09 April 2014, Bogota — Several developing nations have mooted the idea of funding public research with a tax on or royalties from natural resources, such as oil, but only a few appear to have made good on their promise.
Similarly, in Uganda, where the president announced in 2010 that he wanted to use newly found oil to fund science, the oil revenues are still to start trickling in.
And across the Atlantic, Brazil’s scientists launched a campaign in 2011 for revenues from some of the nation’s newly discovered oil to be used to fund research – they did not succeed.
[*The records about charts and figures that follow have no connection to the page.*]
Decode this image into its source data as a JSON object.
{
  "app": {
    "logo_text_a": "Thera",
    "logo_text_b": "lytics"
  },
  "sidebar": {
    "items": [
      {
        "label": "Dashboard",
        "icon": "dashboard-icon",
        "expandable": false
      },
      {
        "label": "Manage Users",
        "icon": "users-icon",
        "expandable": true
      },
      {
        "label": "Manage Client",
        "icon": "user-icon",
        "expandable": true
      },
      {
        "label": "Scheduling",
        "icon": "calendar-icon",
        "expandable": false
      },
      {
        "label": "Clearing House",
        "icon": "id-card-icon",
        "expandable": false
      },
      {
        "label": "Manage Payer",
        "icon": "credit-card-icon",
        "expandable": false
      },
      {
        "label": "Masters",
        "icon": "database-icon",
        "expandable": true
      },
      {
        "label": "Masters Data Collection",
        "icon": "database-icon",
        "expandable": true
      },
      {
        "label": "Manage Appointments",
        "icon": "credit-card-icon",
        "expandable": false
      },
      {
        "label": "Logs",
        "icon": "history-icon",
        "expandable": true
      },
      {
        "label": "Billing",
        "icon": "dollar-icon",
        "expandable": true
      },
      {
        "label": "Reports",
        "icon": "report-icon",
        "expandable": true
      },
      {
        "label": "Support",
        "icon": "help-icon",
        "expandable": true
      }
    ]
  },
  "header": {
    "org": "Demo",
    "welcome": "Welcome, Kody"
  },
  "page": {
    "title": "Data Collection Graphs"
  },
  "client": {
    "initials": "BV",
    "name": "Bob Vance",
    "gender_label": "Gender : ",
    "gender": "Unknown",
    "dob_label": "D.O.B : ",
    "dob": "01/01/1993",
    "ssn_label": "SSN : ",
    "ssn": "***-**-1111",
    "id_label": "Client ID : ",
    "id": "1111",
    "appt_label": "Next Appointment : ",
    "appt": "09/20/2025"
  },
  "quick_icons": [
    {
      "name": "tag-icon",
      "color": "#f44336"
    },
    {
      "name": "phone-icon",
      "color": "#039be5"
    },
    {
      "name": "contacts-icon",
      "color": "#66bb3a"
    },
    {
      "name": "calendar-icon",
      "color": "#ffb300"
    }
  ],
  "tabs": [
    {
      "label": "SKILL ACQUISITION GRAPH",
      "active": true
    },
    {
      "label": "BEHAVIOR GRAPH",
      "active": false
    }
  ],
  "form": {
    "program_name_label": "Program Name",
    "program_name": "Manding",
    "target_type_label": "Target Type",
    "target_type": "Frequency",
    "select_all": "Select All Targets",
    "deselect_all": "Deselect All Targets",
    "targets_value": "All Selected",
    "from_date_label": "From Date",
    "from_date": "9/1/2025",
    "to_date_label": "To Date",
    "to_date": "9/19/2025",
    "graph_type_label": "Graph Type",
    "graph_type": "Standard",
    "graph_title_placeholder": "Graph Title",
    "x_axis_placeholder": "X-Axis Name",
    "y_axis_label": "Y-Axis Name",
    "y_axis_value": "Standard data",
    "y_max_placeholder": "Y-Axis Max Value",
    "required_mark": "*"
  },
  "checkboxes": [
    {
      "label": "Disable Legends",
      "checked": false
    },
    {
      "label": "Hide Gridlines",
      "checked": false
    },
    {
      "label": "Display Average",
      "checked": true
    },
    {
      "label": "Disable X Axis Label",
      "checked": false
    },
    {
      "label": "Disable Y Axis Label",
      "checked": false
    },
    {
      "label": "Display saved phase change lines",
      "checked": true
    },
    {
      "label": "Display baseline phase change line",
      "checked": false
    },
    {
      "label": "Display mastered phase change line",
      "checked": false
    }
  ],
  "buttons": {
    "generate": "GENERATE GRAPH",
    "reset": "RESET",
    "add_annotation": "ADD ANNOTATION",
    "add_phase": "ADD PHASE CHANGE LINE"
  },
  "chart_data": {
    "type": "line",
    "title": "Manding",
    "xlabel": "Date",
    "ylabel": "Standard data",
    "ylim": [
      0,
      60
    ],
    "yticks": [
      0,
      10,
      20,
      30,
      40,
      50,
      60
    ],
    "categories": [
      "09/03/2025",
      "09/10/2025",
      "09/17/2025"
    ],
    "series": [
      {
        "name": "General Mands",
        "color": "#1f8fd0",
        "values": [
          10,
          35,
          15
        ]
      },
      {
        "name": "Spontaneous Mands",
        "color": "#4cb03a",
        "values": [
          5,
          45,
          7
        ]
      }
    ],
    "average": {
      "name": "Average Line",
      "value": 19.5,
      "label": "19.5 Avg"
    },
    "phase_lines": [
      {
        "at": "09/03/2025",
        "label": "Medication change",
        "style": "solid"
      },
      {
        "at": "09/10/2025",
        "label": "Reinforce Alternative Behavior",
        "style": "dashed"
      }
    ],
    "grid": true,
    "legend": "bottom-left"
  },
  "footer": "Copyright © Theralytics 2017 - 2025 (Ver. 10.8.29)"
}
Yet over the past seven years, revenues from Brazil’s older oil fields have provided nearly half the money in the National Fund for Scientific and Technological Development. But following a change in law, from this year, these oil revenues will go to education and health instead, cutting funding from research projects.
Now, says Helena Nader, president of the Brazilian Association for the Advancement of Science, “the fund is going to receive zero from oil”.
Nader tells SciDev.Net that the government is taking the “wrong pathway” by trying to solve current social problems, but forgetting to plan for 30 years from now. She says this is “dangerous”.
She is leading a campaign involving more than 100 science societies that aims to convince national politicians to retain ten per cent of the oil revenues for science and technology research.
“I am fighting to reform the law,” says Nader.
The Colombian example
In neighbouring Colombia, which approved a law in 2011 stating that ten per cent of mining and oil royalties would be invested in science, technology and innovation (ST&I) research, the funding has gone ahead, but there have been problems.
In total, 580 project proposals have been initially accepted by the Colombian Department for ST&I, which administers the fund, but only just over 200 have been approved by a new body, composed of academics and representatives from regional and central government, called Governing Bodies and Decision Manangement (OCAD). It makes decisions partly based on regional development needs.